Battu, Arthur Fils a obtenu ce qu’il était venu chercher à Montpellier : le parfum si doux de la compétition
Dominé par un Félix Auger-Aliassime chirurgical en quarts de finale à Montpellier (6-4, 6-2), Arthur Fils a mesuré l’écart qui le sépare encore des sommets après six mois d’absence. Entre régime drastique et retour au front, le jeune Français entame une mue profonde où chaque défaite sert de boussole.
Arthur Fils, Montpellier 2026 | © Open Occitanie / JB Autissier
La défaite vous tend toujours un miroir. Et les sentiments peuvent se mêler au moment de s’en saisir. Vendredi, sur le toit de la Sud de France Arena, Arthur Fils a cédé face à un Félix Auger-Aliassime intouchable au service (12 aces). Montpellier rêvait d’un choc, sinon d’une finale avant la lettre. Résultat : un 6-4, 6-2 sec, venu rappeler que l’élite ne laisse pas de place à l’approximation.
Pour sa première confrontation face à un top 10 depuis Rome, Fils a senti le souffle du très haut niveau : « Sans manquer de respect à personne, là, c’était un niveau au-dessus par rapport à mes premiers adversaires (Valentin Royer et Ugo Blanchet). Il était plus fort dans tous les compartiments, le tennis comme l’énergie. Il était tout simplement meilleur que moi. »

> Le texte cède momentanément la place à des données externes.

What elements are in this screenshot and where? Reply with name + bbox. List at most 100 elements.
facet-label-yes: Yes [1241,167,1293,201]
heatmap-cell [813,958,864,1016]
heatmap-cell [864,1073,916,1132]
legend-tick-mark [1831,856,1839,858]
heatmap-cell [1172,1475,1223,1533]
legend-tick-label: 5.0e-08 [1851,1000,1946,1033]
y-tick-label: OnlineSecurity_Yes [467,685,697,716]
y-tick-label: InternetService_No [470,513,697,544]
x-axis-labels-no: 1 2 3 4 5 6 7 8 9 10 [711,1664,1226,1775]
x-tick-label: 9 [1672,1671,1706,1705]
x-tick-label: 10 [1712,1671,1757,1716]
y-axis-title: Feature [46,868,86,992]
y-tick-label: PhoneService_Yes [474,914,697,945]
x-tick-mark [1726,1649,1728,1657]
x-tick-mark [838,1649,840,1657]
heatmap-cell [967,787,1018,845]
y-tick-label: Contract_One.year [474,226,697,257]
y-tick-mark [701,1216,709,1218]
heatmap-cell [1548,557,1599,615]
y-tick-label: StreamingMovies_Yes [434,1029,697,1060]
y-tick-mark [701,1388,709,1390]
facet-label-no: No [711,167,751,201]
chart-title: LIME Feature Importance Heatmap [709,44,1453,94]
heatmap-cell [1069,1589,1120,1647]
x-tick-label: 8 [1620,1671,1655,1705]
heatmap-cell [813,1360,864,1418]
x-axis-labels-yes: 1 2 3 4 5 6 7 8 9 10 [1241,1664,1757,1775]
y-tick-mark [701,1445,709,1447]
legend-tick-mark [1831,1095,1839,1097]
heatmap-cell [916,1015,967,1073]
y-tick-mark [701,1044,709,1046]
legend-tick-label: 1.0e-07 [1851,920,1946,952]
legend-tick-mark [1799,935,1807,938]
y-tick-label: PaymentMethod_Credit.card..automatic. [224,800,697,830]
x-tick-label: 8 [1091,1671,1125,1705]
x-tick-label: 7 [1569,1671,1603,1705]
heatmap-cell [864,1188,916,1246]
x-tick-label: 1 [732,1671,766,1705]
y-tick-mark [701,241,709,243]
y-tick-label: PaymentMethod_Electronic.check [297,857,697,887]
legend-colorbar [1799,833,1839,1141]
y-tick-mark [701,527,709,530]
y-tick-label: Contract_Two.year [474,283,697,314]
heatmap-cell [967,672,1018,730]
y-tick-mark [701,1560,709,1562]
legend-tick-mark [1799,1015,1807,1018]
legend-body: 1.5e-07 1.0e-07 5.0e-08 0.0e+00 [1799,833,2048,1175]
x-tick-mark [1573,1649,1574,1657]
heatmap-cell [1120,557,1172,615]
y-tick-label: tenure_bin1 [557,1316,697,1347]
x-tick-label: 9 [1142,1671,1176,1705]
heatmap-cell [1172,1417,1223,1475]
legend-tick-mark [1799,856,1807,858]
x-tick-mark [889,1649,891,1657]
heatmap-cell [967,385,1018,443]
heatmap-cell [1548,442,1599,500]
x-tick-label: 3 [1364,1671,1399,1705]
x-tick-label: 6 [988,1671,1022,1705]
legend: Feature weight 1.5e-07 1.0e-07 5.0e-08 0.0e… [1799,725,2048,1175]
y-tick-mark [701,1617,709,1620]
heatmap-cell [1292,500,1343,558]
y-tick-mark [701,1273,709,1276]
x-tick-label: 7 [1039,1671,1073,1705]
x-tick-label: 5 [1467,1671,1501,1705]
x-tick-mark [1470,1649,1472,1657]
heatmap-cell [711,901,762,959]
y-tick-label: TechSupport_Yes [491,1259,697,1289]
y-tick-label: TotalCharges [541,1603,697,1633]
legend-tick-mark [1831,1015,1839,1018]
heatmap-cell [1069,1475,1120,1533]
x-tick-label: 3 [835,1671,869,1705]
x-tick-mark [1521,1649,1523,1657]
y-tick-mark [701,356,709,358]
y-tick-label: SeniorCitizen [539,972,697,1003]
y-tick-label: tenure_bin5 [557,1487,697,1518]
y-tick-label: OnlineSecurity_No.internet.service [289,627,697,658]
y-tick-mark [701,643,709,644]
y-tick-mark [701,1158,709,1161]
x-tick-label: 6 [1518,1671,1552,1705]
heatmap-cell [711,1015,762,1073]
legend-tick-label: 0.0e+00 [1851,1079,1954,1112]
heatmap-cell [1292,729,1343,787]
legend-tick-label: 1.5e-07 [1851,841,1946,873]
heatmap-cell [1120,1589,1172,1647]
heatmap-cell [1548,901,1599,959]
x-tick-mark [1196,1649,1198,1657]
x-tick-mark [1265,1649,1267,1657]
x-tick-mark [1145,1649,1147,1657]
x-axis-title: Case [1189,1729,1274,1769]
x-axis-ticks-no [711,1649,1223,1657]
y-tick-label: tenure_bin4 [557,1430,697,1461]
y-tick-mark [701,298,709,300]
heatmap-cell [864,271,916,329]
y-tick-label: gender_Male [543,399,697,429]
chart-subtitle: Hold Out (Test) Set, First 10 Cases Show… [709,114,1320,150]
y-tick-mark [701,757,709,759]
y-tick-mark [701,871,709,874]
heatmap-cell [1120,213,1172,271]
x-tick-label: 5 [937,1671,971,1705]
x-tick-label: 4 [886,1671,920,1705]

Pourtant, malgré une raquette balancée de rage à 4-1 au deuxième, l’essentiel est ailleurs. Pour celui qui n’avait plus enchaîné trois matchs de cette intensité depuis mai dernier, se sentir prêt pour la compétition après un quart de finale ATP n’a pas de prix. Le dos a tenu. L’armure est solide.
« Avant, je mangeais des trucs de dingue »
Pour protéger ses vertèbres et optimiser son moteur, Fils s’est délesté de six kilos. Depuis quatre mois, ses habitudes ont changé. « Avant, je mangeais des trucs de dingue, j’adorais les cookies », sourit-il, évoquant une discipline de fer où la « malbouffe » a été bannie au profit d’un équilibre rigoureux. « Ce soir, après une défaite comme celle-si, j’aimerais bien manger autre chose qu’une salade, mais je ne ferai pas d’écart. Ce ne sera peut-être pas une salade mais ce ne sera pas un McDo non plus. »
Ce « long chemin du retour », comme il le qualifie, va passer par l’enchaînement des compétitions. Fils se tourne vers son agent. « On est inscrit partout? ». Oui : Rotterdam, Doha, Dubaï : le calendrier est celui d’un homme pressé de retrouver ses repères, mais qui a l’intention de doser ses efforts. « On va forcément en faire sauter un, en fonction des résultats. »
Car l’entraînement ne remplace jamais la compétition, c’est aussi la conclusion du match du jour « Le niveau augmente semaine après semaine, tournoi après tournoi. Mais ça va revenir vite », promet Fils.